Thursday, February 21, 2008

Still Trying to Call The Surge A Failure

I blogged here that, given the significant progress in Iraq as to both security gains and politcal reconciliation, that those committed to defeat were coming up with ever more surreal reasoning to justify their transparent partisan positions. I also wrote that it would difficult for the left to keep moving the goal posts. But Michael Kinsley shows today that where there is a will, there is a way.


Today, far left pundit Michael Kinsley, wrting with the literary equivalent of an army of earth moving vehicles and tow trucks, is upending the goal posts marking success in Iraq and trying to move the posts out the far left side of the stadium:

It is now widely considered beyond dispute that Bush has won his gamble. The surge was a terrific success. Choose your metric: attacks on American soldiers, car bombs, civilian deaths, potholes. They're all down, down, down. Lattes sold by street vendors are up. Performances of Shakespeare by local repertory companies have tripled.

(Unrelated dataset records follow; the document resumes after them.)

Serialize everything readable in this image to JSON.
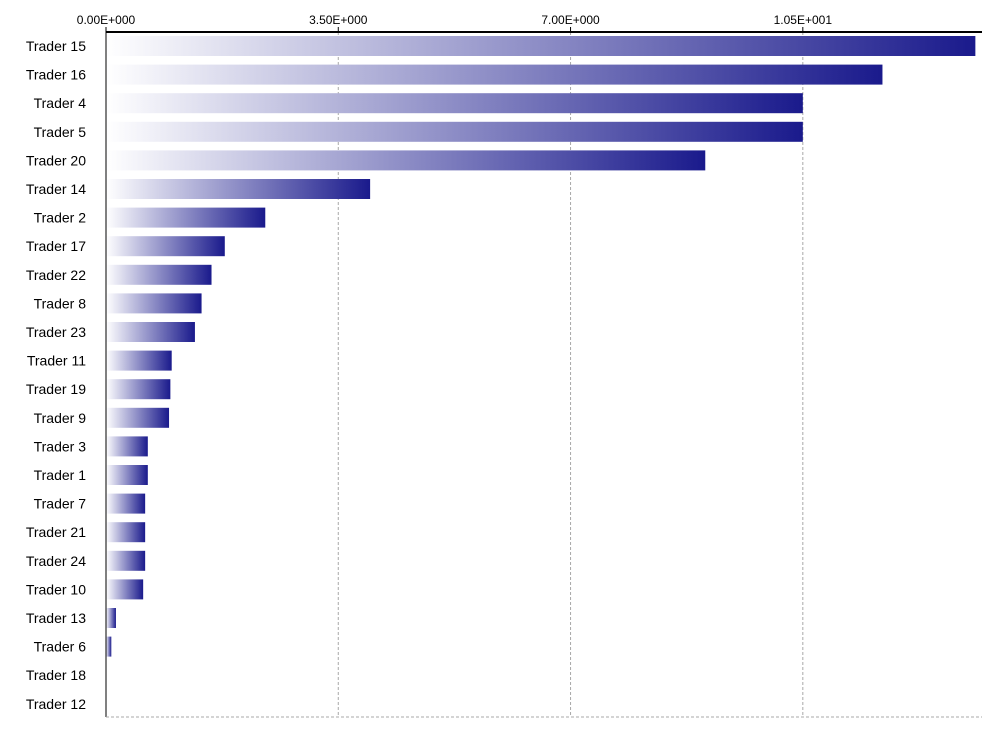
{
  "chart_data": {
    "type": "bar",
    "orientation": "horizontal",
    "title": "",
    "xlabel": "",
    "ylabel": "",
    "xlim": [
      0,
      13.2
    ],
    "x_ticks": [
      0,
      3.5,
      7.0,
      10.5
    ],
    "x_tick_labels": [
      "0.00E+000",
      "3.50E+000",
      "7.00E+000",
      "1.05E+001"
    ],
    "x_axis_position": "top",
    "grid": "vertical dashed",
    "legend": "none",
    "bar_color_light": "#ffffff",
    "bar_color_dark": "#1a1a8c",
    "categories": [
      "Trader 15",
      "Trader 16",
      "Trader 4",
      "Trader 5",
      "Trader 20",
      "Trader 14",
      "Trader 2",
      "Trader 17",
      "Trader 22",
      "Trader 8",
      "Trader 23",
      "Trader 11",
      "Trader 19",
      "Trader 9",
      "Trader 3",
      "Trader 1",
      "Trader 7",
      "Trader 21",
      "Trader 24",
      "Trader 10",
      "Trader 13",
      "Trader 6",
      "Trader 18",
      "Trader 12"
    ],
    "values": [
      13.1,
      11.7,
      10.5,
      10.5,
      9.03,
      3.98,
      2.4,
      1.79,
      1.59,
      1.44,
      1.34,
      0.99,
      0.97,
      0.95,
      0.63,
      0.63,
      0.59,
      0.59,
      0.59,
      0.56,
      0.15,
      0.08,
      0,
      0
    ]
  }
}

Skepticism seems like sour grapes. If you opposed the surge, you have two choices. One is to admit that you were wrong, wrong wrong. The other is to sound as if you resent all the good news and remain eager for disaster. Too many opponents of the war have chosen option two.

But we needn't quarrel about all this, or deny the reality of the good news, to say that at the very least, the surge has not worked yet. The test is simple, and built into the concept of a surge: Has it allowed us to reduce troop levels to below where they were when it started? And the answer is no.

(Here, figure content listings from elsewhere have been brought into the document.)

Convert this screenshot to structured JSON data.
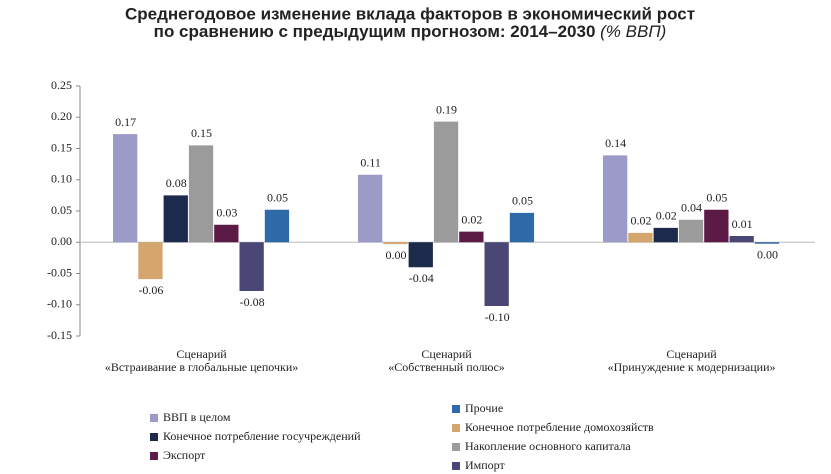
{
  "chart_data": {
    "type": "bar",
    "title": [
      "Среднегодовое изменение вклада факторов в экономический рост",
      "по сравнению с предыдущим прогнозом: 2014–2030"
    ],
    "title_unit": "(% ВВП)",
    "categories": [
      [
        "Сценарий",
        "«Встраивание в глобальные цепочки»"
      ],
      [
        "Сценарий",
        "«Собственный полюс»"
      ],
      [
        "Сценарий",
        "«Принуждение к модернизации»"
      ]
    ],
    "series": [
      {
        "name": "ВВП в целом",
        "color": "#9c9bc8",
        "values": [
          0.173,
          0.108,
          0.139
        ],
        "value_labels": [
          "0.17",
          "0.11",
          "0.14"
        ]
      },
      {
        "name": "Конечное потребление домохозяйств",
        "color": "#d4a56c",
        "values": [
          -0.059,
          -0.003,
          0.015
        ],
        "value_labels": [
          "-0.06",
          "0.00",
          "0.02"
        ]
      },
      {
        "name": "Конечное потребление госучреждений",
        "color": "#1c2a4b",
        "values": [
          0.075,
          -0.04,
          0.023
        ],
        "value_labels": [
          "0.08",
          "-0.04",
          "0.02"
        ]
      },
      {
        "name": "Накопление основного капитала",
        "color": "#9b9b9b",
        "values": [
          0.155,
          0.193,
          0.036
        ],
        "value_labels": [
          "0.15",
          "0.19",
          "0.04"
        ]
      },
      {
        "name": "Экспорт",
        "color": "#5c1a47",
        "values": [
          0.028,
          0.017,
          0.052
        ],
        "value_labels": [
          "0.03",
          "0.02",
          "0.05"
        ]
      },
      {
        "name": "Импорт",
        "color": "#4a4776",
        "values": [
          -0.078,
          -0.102,
          0.01
        ],
        "value_labels": [
          "-0.08",
          "-0.10",
          "0.01"
        ]
      },
      {
        "name": "Прочие",
        "color": "#2f6aa8",
        "values": [
          0.052,
          0.047,
          -0.002
        ],
        "value_labels": [
          "0.05",
          "0.05",
          "0.00"
        ]
      }
    ],
    "ylim": [
      -0.15,
      0.25
    ],
    "yticks": [
      {
        "value": -0.15,
        "label": "-0.15"
      },
      {
        "value": -0.1,
        "label": "-0.10"
      },
      {
        "value": -0.05,
        "label": "-0.05"
      },
      {
        "value": 0,
        "label": "0.00"
      },
      {
        "value": 0.05,
        "label": "0.05"
      },
      {
        "value": 0.1,
        "label": "0.10"
      },
      {
        "value": 0.15,
        "label": "0.15"
      },
      {
        "value": 0.2,
        "label": "0.20"
      },
      {
        "value": 0.25,
        "label": "0.25"
      }
    ]
  }
}
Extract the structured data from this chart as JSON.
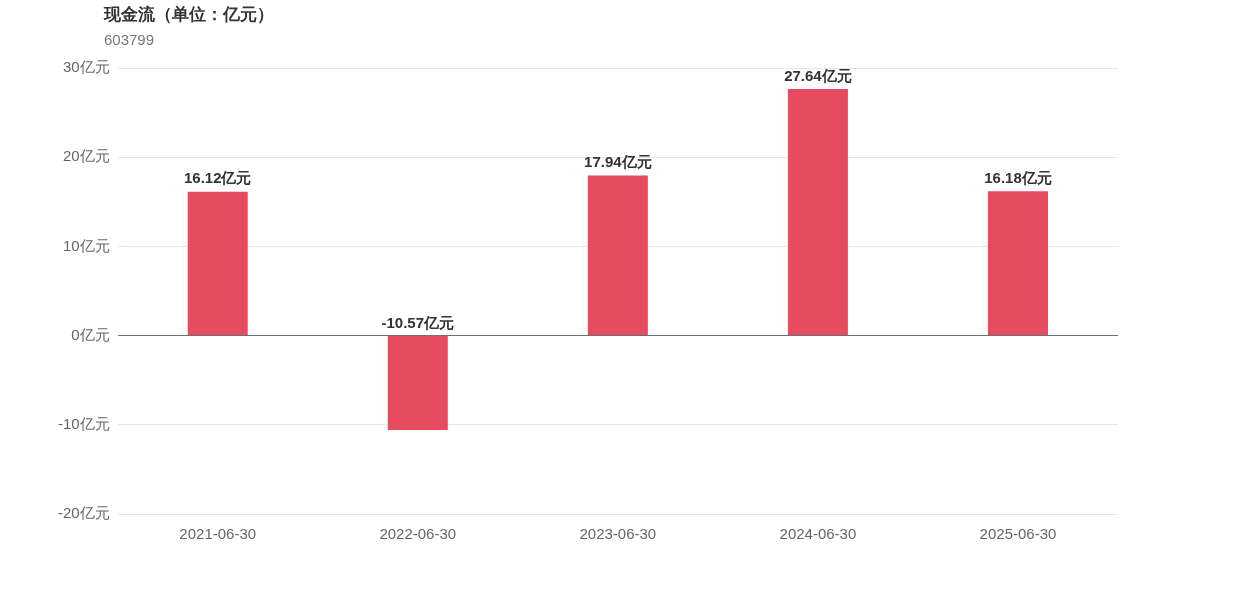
{
  "chart_data": {
    "type": "bar",
    "title": "现金流（单位：亿元）",
    "subtitle": "603799",
    "categories": [
      "2021-06-30",
      "2022-06-30",
      "2023-06-30",
      "2024-06-30",
      "2025-06-30"
    ],
    "values": [
      16.12,
      -10.57,
      17.94,
      27.64,
      16.18
    ],
    "value_labels": [
      "16.12亿元",
      "-10.57亿元",
      "17.94亿元",
      "27.64亿元",
      "16.18亿元"
    ],
    "color": "#e64b5f",
    "ylim": [
      -20,
      30
    ],
    "yticks": [
      {
        "value": -20,
        "label": "-20亿元"
      },
      {
        "value": -10,
        "label": "-10亿元"
      },
      {
        "value": 0,
        "label": "0亿元"
      },
      {
        "value": 10,
        "label": "10亿元"
      },
      {
        "value": 20,
        "label": "20亿元"
      },
      {
        "value": 30,
        "label": "30亿元"
      }
    ],
    "grid": "y",
    "legend": false
  }
}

Read the article. The surge is a failure despite the fact of tremendous security gains and despite the acts of reconciliation studiously ignored by Kinsley because of our troop levels. As I wrote in the linked post at the top, the left is becoming ever more surreal and transparent in their attempt to come up with ostensible justifications for legislating defeat. And the logic with which Kinsley attempts to make his argument could not be a better illustration of my point.